In February, an Uber employee went public with the reasons she had left her job at the popular ride-sharing service. Quite simply, it was a horrible place to work. Since then, the floodgates have opened with stories of company’s toxic work environment. The most recent episode happened this week with a member of the company’s board of directors making a sexist remark to Arianna Huffington – of all people!- at a board meeting. He has since resigned, with an apology carefully massaged by PR consultants.
Now we hear that, according to the New York Times, “…In Uber’s continuing attempt to repair its reputation over a series of scandals stemming from its bad-boy culture, its co-founder Travis Kalanick said he would take a leave of absence as its chief executive.”

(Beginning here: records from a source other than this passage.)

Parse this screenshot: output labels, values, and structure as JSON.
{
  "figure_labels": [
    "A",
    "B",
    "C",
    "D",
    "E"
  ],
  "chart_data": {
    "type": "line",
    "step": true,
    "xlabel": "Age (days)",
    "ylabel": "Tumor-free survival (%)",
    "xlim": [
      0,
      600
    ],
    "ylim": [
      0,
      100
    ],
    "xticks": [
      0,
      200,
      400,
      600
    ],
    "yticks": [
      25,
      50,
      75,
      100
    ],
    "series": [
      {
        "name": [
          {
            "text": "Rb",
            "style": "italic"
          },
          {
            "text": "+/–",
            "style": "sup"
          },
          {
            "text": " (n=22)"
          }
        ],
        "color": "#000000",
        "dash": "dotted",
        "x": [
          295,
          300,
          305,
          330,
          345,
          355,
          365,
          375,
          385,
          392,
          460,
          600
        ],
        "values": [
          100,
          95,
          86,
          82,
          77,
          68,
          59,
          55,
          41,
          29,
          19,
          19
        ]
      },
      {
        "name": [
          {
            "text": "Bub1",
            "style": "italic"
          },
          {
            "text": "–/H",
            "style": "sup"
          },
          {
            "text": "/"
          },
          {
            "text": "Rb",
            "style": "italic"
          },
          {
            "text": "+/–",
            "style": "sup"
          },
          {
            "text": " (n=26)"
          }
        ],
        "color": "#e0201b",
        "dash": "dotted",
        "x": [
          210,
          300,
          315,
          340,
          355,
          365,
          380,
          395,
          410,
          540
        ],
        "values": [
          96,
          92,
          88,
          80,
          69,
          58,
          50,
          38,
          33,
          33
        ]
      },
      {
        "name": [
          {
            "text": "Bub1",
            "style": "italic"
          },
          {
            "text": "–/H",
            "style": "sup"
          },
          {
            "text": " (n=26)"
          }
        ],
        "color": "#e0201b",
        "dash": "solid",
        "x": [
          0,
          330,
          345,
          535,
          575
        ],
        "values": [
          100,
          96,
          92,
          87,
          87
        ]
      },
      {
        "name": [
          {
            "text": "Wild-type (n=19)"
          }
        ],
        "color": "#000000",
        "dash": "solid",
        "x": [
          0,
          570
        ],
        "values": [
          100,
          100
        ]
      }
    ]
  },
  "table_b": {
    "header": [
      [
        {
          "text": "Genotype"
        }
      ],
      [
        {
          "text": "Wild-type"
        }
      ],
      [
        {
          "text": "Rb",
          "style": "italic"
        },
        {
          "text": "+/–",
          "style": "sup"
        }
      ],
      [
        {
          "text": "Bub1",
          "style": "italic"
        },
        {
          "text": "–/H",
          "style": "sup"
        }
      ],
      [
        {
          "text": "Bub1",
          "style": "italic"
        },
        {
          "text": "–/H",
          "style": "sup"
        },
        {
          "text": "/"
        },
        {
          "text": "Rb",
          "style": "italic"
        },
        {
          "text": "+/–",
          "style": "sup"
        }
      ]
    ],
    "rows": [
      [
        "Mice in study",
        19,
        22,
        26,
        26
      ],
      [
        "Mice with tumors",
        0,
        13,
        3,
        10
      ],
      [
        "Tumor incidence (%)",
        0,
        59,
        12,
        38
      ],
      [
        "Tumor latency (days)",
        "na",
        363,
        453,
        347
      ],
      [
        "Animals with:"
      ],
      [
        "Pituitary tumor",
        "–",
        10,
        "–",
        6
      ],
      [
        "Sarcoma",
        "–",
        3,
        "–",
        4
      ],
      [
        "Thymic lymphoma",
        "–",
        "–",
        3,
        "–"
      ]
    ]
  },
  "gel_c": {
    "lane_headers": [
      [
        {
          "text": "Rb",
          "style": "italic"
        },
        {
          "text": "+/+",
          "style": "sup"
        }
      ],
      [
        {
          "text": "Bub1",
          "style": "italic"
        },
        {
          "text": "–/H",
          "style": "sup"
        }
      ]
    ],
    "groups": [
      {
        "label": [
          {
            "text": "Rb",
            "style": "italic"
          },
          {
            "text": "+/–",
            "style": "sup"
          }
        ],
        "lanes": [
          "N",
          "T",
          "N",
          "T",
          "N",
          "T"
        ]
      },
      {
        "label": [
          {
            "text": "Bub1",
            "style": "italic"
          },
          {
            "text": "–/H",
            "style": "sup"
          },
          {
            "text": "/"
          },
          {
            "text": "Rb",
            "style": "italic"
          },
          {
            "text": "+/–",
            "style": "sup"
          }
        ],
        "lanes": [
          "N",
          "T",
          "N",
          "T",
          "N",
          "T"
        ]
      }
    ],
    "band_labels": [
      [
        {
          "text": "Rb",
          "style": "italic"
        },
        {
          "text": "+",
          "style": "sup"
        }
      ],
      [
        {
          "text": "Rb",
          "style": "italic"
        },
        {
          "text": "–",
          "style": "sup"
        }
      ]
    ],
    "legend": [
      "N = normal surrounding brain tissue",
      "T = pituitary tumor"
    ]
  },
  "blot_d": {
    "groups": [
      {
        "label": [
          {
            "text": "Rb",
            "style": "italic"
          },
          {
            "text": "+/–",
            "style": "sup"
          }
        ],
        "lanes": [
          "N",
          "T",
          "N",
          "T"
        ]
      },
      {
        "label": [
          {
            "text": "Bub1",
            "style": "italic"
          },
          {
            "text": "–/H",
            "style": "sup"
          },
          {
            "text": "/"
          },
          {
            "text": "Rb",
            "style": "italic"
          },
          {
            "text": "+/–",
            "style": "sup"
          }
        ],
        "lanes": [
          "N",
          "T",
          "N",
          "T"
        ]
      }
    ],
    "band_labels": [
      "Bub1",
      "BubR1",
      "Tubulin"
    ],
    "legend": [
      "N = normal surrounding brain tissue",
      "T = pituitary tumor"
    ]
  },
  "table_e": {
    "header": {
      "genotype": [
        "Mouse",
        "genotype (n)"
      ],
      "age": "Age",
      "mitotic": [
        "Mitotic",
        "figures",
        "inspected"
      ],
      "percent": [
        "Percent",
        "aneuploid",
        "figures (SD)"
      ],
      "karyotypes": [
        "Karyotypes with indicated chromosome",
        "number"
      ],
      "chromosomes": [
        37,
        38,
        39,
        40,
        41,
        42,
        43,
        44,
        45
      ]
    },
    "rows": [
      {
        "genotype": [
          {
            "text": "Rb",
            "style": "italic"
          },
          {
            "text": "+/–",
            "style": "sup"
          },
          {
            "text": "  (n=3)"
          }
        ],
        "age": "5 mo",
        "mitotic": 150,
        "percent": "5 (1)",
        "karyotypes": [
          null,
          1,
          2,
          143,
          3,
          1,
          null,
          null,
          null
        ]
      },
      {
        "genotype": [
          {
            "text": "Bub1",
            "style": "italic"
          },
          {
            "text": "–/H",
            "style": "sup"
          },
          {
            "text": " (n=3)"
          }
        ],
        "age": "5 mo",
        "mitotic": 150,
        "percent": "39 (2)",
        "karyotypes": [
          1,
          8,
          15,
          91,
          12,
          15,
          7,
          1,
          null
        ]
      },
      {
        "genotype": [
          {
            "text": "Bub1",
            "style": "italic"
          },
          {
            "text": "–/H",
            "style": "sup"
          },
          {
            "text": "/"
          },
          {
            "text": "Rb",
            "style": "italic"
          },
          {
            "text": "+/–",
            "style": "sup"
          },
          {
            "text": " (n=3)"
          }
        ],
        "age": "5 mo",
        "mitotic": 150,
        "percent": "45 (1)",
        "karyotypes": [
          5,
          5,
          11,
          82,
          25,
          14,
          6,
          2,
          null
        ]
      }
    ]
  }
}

What Makes a Workplace Toxic?
Uber isn’t the only company out there with workplace issues. According to a recent article in Forbes magazine, narcissists at the top, complaining colleagues, and a lack of transparency are just a few characteristics of a toxic workplace.
Many of my clients come to me desperate to escape a miserable work situation. As I’ve mentioned before on this blog, staying in a job too long can be dangerous. Let me illustrate this by telling you about Jessica*, who came to me for help. Here’s a brief glimpse into her situation…
Jessica took a job about two years ago that was a good step up. She was hired to create new systems that could transform the client experience, improve efficiency, and drive quality. Yet after being on the job for several months and working behind the scenes, (and also doing the job the “old-fashioned way”) her boss balked when she was ready to launch. He stalled and promised. For months. Then, he started avoiding her. On top of that, her co-workers were crude, unpleasant and unwilling to adjust to a new approach. Communications between her and her boss became more cursory. He never asked about her progress and seemed content to ignore her as long as the work was getting done. She began to lose her confidence, and dreaded going to work each day.
*Not her real name.
Eventually Jessica confronted him and came away being certain that despite his promises, she’d never have a chance to do the work she was promised. That’s when she reached out to a trusted adviser who recommended she find a career coach.
The good news? We worked to clarify her career fit, she implemented our plan, and she just got a job offer. Being alert to the dangers of a toxic environment, she was smart – so one of her first questions when we looked at the offer was “How do I make sure this doesn’t happen again?”
How Do You Spot Warning Signs Before Accepting a Job?
When you have an offer, it comes a wonderful dose of excitement and relief, doesn’t it? The trouble is that we so desperately want to say “yes” that we’ll overlook a whole host of issues, especially if we’re in a job we’re desperate to leave.
Fortunately, Jessica was determined not to let this happen again. I coached her to do some pre-interview research about the company and the people. I also prepped her with some questions to ask during the interview that are designed to reveal and tease out red-flags.
My strong advice is to trust your gut in these situations. If you don’t like what you hear, DON’T take the job!